Jay-Z starebbe inoltre per entrare nel comitato direttivo di Square, perseguendo al fianco di Dorsey una “visione condivisa” che permetta di trovare strategia originali con cui retribuire i musicisti.

Internet sta impazzando nel tentativo di interpretare cosa queste ambigue uscite possano voler dire nei fatti, ma i principali filoni di teorie si direzionano verso tre rami principali: servizi ai gruppi musicali, merchandising e NFT.

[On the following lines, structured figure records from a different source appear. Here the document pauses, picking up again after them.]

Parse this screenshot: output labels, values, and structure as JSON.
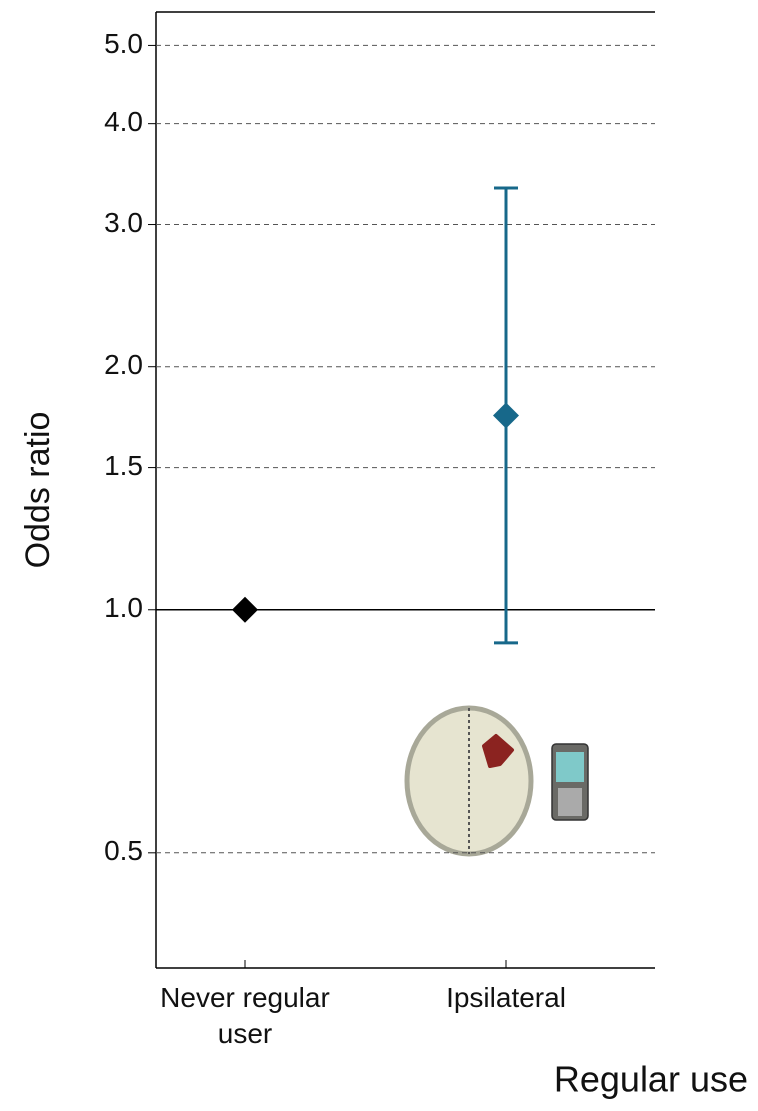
{
  "chart_data": {
    "type": "errorbar",
    "x_label": "Regular use",
    "y_label": "Odds ratio",
    "log_y": true,
    "grid": true,
    "reference_line": 1,
    "categories": [
      "Never regular user",
      "Ipsilateral"
    ],
    "series": [
      {
        "values": [
          1,
          1.74
        ],
        "lower": [
          null,
          0.91
        ],
        "upper": [
          null,
          3.33
        ],
        "colors": [
          "#000000",
          "#17688a"
        ]
      }
    ],
    "ylim": [
      0.36,
      5.5
    ],
    "yticks": [
      {
        "value": 0.5,
        "label": "0.5"
      },
      {
        "value": 1,
        "label": "1.0"
      },
      {
        "value": 1.5,
        "label": "1.5"
      },
      {
        "value": 2,
        "label": "2.0"
      },
      {
        "value": 3,
        "label": "3.0"
      },
      {
        "value": 4,
        "label": "4.0"
      },
      {
        "value": 5,
        "label": "5.0"
      }
    ]
  }
}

Nel primo caso, Tidal diventerebbe una vera e propria casa discografica specializzata sul creare immaginari e scenografie a cui gli artisti devono attingere per ottenere maggiore visibilità e, quindi, migliori possibilità di successo.

La seconda opzione è che magliette, cappellini e altri prodotti legati alle band vengano distribuiti da uno store centralizzato che condividerebbe i profitti con le parti coinvolte.

Infine, la situazione più radicale e interessante: elementi musicali – appunti, prove, demo – potrebbero venir tradotti in token da rivendere sul sempre più florido mercato delle criptovalute. Un’idea neppure troppo inverosimile, se si considera che Dorsey e Jay-Z stiano già collaborando su progetti incentrati sul Bitcoin.